Fourth, rates of PCI performed after STEMI in our study was lower than rates reported by the National Cardiovascular Data Registry.38 However, our database included all comers following STEMI, which included subgroups of patients in whom PCI might be considered inappropriate given advanced dementia, multiple comorbidities and short life expectancy. In addition, there is a subset of patients who needed emergent coronary artery bypass grafts (CABG), as their anatomy was not amenable to PCI. Other barriers to PCI might have included complications of myocardial infarction requiring surgery or cardiogenic shock unresponsive to non-surgical approaches [13], [39]. Rates of PCIs in our study increased significantly from 47% in 2003 to 84% in 2014, which was similar to prior national and international reports of all comers [40], [41].

Furthermore, the time of ischemic stroke in relation to STEMI cannot be determined from an administrative database, therefore it is not possible to determine in the subset of patients who received thrombolytics, if it was administered as part of treatment for STEMI or stroke.
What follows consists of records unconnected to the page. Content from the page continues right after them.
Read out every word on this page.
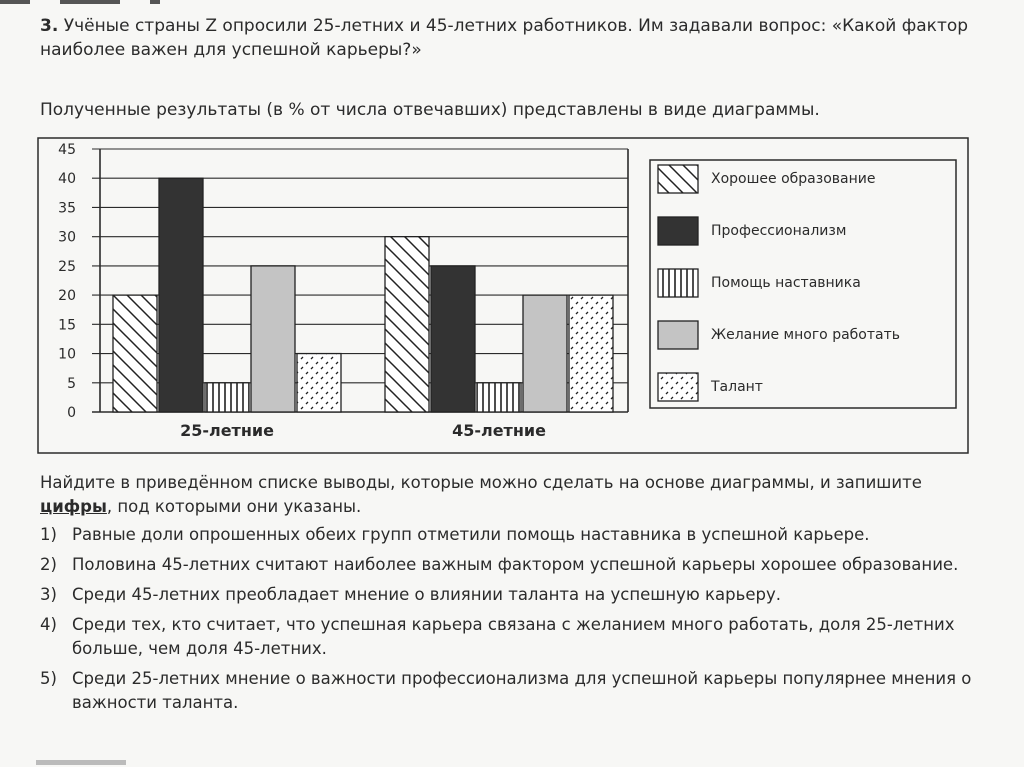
3. Учёные страны Z опросили 25-летних и 45-летних работников. Им задавали вопрос: «Какой фактор наиболее важен для успешной карьеры?»
Полученные результаты (в % от числа отвечавших) представлены в виде диаграммы.
0
5
10
15
20
25
30
35
40
45
25-летние	45-летние
Хорошее образование
Профессионализм
Помощь наставника
Желание много работать
Талант
Найдите в приведённом списке выводы, которые можно сделать на основе диаграммы, и запишите цифры, под которыми они указаны.
1) Равные доли опрошенных обеих групп отметили помощь наставника в успешной карьере.
2) Половина 45-летних считают наиболее важным фактором успешной карьеры хорошее образование.
3) Среди 45-летних преобладает мнение о влиянии таланта на успешную карьеру.
4) Среди тех, кто считает, что успешная карьера связана с желанием много работать, доля 25-летних больше, чем доля 45-летних.
5) Среди 25-летних мнение о важности профессионализма для успешной карьеры популярнее мнения о важности таланта.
In addition, the database does not provide information about medications, procedural details (access site, number and types of catheters used, amount of contrast , etc) or cardiac catheterization reports (number and complexity of coronary lesions) which all could affect the incidence of stroke [13]. Finally, similar to other observational studies, the presence of residual confounding by measured or unmeasured confounders could not be completely eliminated.

In summary, the incidence of ischemic stroke following STEMI in the United States has remained stable over the study period, with modest decrease of in-hospital mortality. Further efforts are needed to provide superior level of care for those at high risk for developing stroke, and proactive modulation of risk factors that increase in hospital mortality are of paramount importance to achieve higher survival rates.

Funding Sources, and acknowledgements

none.

Declaration of Competing Interest

Aiham Albaeni, Ché Matthew Harris, Hesham Nasser, Sirhley Sifontes, S.Mustajab Hasan, Sai Guduru, Khalid Abusaada, Syed Gilani, and Wissam I. Khalife declare no conflict of interest.